„Wir haben die Erde nur von unseren Kindern geborgt.“ Dieser bekannte Leitsatz stand als emotionales Fundament über einer Veranstaltung, die am 5. Juni 2026 im Haus der Region Hannover richtungsweisende Debatten anstieß. Die GRÜNE Fraktion hatte zu einer hochkarätigen Podiumsdiskussion geladen. Das Thema brennt aktueller denn je: „Wegschmeißen war gestern – Wie kann Kreislaufwirtschaft in der Region Hannover funktionieren?“
Globale Krisen führen uns täglich vor Augen, wie fragil die Abhängigkeit von internationalen Lieferketten für Rohöl und andere Primärressourcen ist.

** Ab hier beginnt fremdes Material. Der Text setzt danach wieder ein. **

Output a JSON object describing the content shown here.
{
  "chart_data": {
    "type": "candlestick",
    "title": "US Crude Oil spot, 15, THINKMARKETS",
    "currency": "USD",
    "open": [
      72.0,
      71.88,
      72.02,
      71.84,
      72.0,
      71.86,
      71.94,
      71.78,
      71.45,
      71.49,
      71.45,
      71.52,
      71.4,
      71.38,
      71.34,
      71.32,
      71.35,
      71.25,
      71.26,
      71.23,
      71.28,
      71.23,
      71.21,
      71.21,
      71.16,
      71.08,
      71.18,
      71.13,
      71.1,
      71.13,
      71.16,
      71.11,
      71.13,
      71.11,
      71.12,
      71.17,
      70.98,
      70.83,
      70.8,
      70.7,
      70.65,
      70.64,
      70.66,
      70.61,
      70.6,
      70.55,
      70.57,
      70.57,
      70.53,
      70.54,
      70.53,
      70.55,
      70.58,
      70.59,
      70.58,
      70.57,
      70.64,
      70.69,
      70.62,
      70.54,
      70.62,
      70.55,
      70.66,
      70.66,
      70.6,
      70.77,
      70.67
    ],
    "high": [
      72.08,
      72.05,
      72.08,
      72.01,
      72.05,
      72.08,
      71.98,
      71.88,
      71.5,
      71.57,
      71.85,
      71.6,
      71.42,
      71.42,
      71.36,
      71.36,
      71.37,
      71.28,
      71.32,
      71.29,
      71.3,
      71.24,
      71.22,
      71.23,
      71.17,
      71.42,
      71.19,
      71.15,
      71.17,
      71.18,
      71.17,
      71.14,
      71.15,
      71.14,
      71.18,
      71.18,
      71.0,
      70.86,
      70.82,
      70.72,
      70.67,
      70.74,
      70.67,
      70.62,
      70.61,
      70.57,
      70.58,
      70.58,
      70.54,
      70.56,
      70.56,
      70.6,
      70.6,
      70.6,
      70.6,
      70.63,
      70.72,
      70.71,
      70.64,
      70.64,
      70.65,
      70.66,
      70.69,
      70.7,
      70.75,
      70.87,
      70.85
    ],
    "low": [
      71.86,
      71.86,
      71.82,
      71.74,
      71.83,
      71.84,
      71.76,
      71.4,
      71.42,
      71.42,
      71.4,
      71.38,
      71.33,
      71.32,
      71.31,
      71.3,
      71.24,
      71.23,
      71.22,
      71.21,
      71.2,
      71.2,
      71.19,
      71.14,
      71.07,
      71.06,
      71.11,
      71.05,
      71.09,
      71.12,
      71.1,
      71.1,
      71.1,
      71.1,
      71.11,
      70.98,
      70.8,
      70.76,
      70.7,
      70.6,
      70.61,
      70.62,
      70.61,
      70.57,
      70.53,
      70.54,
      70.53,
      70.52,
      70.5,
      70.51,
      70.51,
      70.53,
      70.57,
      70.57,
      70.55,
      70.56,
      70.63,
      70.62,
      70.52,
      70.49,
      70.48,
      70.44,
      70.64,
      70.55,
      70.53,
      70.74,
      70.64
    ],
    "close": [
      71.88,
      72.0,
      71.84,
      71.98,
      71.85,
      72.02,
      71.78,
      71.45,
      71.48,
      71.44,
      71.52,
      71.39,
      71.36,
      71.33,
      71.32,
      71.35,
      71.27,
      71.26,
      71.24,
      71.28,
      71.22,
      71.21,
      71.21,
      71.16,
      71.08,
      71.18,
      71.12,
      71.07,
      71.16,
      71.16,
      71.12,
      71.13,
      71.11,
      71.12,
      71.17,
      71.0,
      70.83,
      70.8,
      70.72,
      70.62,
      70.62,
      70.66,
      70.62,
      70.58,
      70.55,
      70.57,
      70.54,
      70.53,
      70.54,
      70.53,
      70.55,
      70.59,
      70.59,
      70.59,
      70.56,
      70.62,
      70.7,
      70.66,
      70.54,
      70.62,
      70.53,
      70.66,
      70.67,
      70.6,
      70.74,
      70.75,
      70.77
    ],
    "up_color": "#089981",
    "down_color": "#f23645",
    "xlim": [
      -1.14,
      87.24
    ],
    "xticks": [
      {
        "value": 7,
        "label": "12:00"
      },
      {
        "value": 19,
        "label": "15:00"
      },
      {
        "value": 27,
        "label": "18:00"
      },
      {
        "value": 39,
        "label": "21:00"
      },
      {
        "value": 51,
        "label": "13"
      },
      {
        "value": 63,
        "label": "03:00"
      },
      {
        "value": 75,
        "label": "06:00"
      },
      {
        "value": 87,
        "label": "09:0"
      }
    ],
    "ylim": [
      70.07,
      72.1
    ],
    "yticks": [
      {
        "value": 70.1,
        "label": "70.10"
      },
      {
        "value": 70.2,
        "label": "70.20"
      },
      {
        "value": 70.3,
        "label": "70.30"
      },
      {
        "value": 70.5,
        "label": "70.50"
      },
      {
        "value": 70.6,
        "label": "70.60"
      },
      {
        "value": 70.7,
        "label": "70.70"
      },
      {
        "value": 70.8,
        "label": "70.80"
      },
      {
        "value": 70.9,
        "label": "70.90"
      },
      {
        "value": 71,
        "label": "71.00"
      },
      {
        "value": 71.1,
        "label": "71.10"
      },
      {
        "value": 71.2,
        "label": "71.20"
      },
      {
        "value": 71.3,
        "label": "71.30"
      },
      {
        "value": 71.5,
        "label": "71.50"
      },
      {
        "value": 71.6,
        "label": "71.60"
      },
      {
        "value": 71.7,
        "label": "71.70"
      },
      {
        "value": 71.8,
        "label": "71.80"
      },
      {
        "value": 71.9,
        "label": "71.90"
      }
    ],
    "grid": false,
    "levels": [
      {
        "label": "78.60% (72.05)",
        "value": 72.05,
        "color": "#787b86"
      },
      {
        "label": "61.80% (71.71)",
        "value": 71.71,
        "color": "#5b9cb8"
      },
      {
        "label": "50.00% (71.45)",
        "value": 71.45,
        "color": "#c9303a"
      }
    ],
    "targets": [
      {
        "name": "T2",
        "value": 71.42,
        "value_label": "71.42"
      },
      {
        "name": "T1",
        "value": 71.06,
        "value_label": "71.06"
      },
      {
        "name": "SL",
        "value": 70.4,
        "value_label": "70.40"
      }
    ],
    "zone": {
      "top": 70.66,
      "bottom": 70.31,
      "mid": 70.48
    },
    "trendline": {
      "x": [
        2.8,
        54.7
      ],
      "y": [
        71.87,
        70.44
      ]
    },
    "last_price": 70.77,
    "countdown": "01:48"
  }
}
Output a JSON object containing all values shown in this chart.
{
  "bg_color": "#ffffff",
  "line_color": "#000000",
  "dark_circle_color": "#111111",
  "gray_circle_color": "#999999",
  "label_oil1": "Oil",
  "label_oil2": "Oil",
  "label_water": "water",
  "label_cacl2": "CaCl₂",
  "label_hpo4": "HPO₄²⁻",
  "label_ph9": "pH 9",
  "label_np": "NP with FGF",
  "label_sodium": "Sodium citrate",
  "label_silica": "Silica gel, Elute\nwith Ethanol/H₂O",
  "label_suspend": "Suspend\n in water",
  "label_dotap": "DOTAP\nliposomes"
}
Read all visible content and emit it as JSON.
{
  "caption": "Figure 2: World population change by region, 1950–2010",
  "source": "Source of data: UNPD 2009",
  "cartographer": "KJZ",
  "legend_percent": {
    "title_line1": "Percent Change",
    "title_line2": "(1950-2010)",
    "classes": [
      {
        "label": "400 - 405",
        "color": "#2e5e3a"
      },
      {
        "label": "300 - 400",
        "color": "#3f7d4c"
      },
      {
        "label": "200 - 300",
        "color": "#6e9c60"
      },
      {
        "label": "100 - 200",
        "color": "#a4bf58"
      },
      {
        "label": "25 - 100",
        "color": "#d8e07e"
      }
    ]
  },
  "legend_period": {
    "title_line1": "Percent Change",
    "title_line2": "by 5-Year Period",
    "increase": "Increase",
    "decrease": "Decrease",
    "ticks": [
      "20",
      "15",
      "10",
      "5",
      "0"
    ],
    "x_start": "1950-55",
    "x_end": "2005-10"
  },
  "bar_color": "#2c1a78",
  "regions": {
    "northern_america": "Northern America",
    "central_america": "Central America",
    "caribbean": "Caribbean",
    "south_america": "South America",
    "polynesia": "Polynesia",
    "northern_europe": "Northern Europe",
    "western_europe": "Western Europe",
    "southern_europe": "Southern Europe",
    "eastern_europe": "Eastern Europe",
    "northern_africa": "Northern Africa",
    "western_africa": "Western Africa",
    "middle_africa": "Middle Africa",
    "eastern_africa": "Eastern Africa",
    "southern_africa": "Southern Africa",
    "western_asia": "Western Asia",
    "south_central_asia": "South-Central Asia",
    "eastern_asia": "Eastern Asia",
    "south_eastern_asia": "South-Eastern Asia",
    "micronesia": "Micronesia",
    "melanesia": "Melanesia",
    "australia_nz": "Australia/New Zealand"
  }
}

Die Lösung kann nur vor Ort liegen: in einer echten, resilienten Kreislaufwirtschaft.
Ein klarer politischer Arbeitsauftrag
Umweltdezernent Jens Palandt eröffnete das Event und fand klare Worte: Der Leitsatz „Wegschmeißen war gestern“ sei kein bloßer Slogan, sondern ein konkreter Handlungsauftrag für Politik und Verwaltung. Ziel müsse es sein, die regionale Resilienz durch das Schließen von Stoffkreisläufen massiv zu stärken.
Niedersachsens Umwelt- und Klimaschutzminister Christian Meyer untermauerte dies in seinem Impulsvortrag mit harten Fakten:
„Eine der wertvollsten Wirtschaftsthemen ist die Kreislaufwirtschaft. Denn Niedersachsen ist ein ressourcenarmes Land. Umso mehr müssen wir hier in Kreisläufen wirtschaften.“
Wie akut die Lage ist, machte auch Michael Horn vom grünen Abfallteam deutlich. Für ihn ist die Transformation kein rein ökologisches Projekt, sondern eine ökonomische Notwendigkeit: Es gehe schlicht um das nackte Überleben der produzierenden Industrie und den Erhalt unseres Wohlstandes.
Der strategische Rahmen: Die NKWS
Die Diskussion spiegelte die Leitziele des neuen Aktionsprogramms zur Nationalen Kreislaufwirtschaftsstrategie (NKWS) der Bundesregierung wider. Diese fokussiert sich auf vier strategische Säulen:
- Senkung des Primärrohstoffverbrauchs pro Kopf.
- Steigerung des Recyclings bei strategischen Industrierohstoffen, um Importabhängigkeiten (z.B. für die Mobilitätswende) zu reduzieren.
- Massive Erhöhung des Sekundärrohstoff-Anteils in der Produktion.
- Konsequente Abfallreduktion, unterstützt durch innovative Hebel wie den digitalen Produktpass.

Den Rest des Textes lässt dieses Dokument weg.